Value Creation for Influencers: Value for influencers is created through transparent communication, collaboration, and consideration of their perspectives. By keeping influencers informed and engaging them in the development or rollout of new initiatives, organizations can gain advocacy and support that amplifies their message. These stakeholders are often critical in managing brand reputation and influencing change within an organization.

5. Beneficiaries

Beneficiaries are stakeholders who may not directly interact with the service but still derive value from it indirectly. This group can include the community, society at large, or the environment. Their interests are often served when the organization prioritizes sustainability, corporate social responsibility (CSR), and ethical operations. Beneficiaries may not actively participate in the service lifecycle, but their well-being is affected by the organization’s activities.

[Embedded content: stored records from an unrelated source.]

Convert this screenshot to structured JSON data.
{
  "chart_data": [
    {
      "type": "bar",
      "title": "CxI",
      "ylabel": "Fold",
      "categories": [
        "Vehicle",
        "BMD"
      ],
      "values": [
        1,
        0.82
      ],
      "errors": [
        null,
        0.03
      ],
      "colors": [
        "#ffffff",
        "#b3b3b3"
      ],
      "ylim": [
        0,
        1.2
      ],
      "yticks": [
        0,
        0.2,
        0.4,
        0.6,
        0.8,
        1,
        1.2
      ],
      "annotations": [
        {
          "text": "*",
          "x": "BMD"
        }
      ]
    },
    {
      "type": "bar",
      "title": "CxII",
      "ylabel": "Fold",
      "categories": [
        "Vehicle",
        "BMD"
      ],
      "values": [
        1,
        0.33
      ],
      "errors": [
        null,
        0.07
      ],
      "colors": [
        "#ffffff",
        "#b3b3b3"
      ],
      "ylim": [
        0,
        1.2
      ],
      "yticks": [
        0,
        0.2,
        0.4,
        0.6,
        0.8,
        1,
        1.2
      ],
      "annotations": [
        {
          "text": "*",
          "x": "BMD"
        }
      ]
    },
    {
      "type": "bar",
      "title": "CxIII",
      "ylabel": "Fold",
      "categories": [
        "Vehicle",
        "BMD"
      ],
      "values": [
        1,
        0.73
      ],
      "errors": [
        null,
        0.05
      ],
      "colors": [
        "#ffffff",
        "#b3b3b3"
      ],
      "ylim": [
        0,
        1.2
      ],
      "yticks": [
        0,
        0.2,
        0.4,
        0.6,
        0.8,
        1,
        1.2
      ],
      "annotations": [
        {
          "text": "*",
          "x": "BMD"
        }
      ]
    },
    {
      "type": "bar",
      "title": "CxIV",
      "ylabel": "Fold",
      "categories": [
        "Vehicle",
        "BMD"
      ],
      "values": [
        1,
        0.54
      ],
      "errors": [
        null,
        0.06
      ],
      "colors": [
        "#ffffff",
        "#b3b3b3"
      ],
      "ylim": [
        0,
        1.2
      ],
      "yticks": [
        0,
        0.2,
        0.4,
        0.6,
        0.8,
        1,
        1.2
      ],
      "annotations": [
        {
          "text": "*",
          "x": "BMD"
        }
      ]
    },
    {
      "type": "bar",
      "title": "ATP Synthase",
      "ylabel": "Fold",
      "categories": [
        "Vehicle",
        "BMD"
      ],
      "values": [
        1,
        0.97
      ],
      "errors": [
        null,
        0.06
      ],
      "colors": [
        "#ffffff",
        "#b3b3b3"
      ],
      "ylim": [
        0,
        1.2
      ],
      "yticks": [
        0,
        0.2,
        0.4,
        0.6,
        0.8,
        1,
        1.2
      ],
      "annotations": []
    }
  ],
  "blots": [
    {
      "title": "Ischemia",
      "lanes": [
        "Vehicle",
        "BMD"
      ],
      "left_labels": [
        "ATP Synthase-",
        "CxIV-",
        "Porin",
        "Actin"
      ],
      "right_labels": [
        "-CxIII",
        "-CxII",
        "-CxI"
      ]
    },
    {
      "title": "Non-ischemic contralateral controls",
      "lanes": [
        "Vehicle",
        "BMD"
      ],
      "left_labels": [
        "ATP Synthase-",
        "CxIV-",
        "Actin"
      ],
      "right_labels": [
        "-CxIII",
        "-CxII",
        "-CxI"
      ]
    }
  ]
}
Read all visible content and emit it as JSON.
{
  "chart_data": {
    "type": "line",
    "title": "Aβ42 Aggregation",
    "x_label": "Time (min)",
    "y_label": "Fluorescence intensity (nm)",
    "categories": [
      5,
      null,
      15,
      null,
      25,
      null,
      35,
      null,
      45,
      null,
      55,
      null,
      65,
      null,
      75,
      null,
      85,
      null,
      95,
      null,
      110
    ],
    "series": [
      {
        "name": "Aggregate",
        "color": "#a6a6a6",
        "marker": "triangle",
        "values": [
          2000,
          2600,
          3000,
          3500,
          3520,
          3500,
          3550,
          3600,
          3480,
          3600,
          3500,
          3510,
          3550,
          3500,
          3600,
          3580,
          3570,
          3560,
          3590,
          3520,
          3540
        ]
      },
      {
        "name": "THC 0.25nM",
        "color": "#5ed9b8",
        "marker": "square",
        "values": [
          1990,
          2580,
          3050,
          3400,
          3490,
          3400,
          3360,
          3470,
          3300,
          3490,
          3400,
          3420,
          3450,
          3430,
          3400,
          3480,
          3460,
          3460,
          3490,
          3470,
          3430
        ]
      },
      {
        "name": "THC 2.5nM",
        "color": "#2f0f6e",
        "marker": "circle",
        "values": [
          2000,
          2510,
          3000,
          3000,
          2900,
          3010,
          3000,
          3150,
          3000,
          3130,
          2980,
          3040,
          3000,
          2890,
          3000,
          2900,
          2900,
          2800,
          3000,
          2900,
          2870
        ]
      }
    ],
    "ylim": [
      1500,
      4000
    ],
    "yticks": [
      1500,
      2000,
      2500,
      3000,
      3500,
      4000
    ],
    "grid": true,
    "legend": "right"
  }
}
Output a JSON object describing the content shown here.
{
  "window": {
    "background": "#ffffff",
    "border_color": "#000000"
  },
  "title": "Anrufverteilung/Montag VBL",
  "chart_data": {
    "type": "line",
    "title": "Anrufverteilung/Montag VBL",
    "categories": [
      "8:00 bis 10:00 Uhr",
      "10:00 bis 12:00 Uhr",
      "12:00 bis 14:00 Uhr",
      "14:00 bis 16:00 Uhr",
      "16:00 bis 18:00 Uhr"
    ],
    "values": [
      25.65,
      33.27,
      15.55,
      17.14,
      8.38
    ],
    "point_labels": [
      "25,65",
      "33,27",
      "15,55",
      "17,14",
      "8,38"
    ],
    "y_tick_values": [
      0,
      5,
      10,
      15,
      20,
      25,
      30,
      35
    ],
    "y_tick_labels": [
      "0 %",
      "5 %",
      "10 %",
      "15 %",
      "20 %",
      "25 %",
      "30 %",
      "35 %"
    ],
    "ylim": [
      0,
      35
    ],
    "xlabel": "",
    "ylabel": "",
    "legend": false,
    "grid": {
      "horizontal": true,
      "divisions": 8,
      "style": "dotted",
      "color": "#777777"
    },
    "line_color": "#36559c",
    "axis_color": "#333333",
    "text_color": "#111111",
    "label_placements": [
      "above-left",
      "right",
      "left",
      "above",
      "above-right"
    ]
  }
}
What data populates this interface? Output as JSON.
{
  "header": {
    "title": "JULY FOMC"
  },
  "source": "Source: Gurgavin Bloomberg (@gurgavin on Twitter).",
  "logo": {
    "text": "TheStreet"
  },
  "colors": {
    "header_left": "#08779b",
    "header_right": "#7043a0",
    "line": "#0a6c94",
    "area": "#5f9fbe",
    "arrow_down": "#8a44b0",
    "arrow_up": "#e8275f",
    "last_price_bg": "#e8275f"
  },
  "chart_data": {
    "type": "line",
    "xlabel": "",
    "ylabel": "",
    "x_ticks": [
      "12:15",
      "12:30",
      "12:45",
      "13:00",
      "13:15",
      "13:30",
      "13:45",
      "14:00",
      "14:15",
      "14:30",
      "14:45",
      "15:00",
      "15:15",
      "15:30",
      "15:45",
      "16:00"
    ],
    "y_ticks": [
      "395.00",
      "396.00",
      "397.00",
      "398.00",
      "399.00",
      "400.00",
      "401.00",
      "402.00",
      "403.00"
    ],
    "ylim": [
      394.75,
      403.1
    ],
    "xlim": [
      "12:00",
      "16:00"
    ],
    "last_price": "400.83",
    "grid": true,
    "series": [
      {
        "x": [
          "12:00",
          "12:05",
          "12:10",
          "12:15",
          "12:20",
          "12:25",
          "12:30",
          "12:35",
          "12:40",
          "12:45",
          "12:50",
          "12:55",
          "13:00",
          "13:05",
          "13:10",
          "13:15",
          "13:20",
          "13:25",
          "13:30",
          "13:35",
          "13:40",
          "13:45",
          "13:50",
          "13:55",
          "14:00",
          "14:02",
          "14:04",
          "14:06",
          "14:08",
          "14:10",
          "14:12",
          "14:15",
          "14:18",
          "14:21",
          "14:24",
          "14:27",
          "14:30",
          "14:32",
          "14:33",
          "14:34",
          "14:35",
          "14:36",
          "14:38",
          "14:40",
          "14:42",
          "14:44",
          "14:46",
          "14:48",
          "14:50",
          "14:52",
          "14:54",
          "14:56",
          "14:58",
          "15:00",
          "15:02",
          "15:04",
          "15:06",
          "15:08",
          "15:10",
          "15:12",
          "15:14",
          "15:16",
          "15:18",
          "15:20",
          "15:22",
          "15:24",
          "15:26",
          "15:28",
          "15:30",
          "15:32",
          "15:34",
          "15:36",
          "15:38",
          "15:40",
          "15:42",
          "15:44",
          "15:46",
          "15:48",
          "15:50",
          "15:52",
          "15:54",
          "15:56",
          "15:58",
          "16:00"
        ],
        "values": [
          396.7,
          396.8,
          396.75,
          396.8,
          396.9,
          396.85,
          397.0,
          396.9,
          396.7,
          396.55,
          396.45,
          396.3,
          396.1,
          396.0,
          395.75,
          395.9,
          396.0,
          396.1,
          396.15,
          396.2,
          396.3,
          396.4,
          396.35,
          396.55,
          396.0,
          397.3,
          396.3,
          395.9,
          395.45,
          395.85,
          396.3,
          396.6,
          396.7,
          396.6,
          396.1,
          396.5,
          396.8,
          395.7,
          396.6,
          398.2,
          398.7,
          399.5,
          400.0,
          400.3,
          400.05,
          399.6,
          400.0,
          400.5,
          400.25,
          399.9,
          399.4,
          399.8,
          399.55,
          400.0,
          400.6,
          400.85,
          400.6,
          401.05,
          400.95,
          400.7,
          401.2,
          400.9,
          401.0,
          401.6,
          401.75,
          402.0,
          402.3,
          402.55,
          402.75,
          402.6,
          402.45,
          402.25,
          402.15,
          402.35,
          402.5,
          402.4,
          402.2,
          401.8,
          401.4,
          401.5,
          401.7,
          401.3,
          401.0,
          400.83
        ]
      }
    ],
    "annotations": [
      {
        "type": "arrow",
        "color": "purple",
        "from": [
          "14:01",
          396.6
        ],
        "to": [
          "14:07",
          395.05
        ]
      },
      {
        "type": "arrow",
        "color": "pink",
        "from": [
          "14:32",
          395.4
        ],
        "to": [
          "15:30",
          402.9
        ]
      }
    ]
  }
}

  • Community Members: The people in the geographic area where the organization operates may benefit from the organization’s contributions to local development, job creation, and community programs.
  • Environmental Stakeholders: These include any entity that benefits from the organization’s sustainable practices, whether directly through eco-friendly services or indirectly by reducing its carbon footprint.

Value Creation for Beneficiaries: For beneficiaries, value is often created through CSR initiatives, ethical business practices, and a commitment to sustainability. Organizations that are mindful of the broader societal impact of their services often gain favor with both customers and partners, creating a ripple effect that reinforces positive brand reputation and customer loyalty. Transparent communication of sustainability efforts, community involvement, and environmental responsibility plays a key role in creating value for these stakeholders.

Conclusion

In ITIL 4, each of the five levels of stakeholders plays a unique role in the service ecosystem, with distinct needs, expectations, and interests. Creating value for stakeholders requires a holistic approach, considering the needs of primary users, partners, decision-makers, and the broader community. By understanding and engaging each level of stakeholders effectively, organizations can enhance customer satisfaction, improve operational efficiency, and foster long-term success. Whether through direct service interactions or broader societal contributions, aligning with stakeholder values ensures that the organization remains relevant, responsible, and resilient.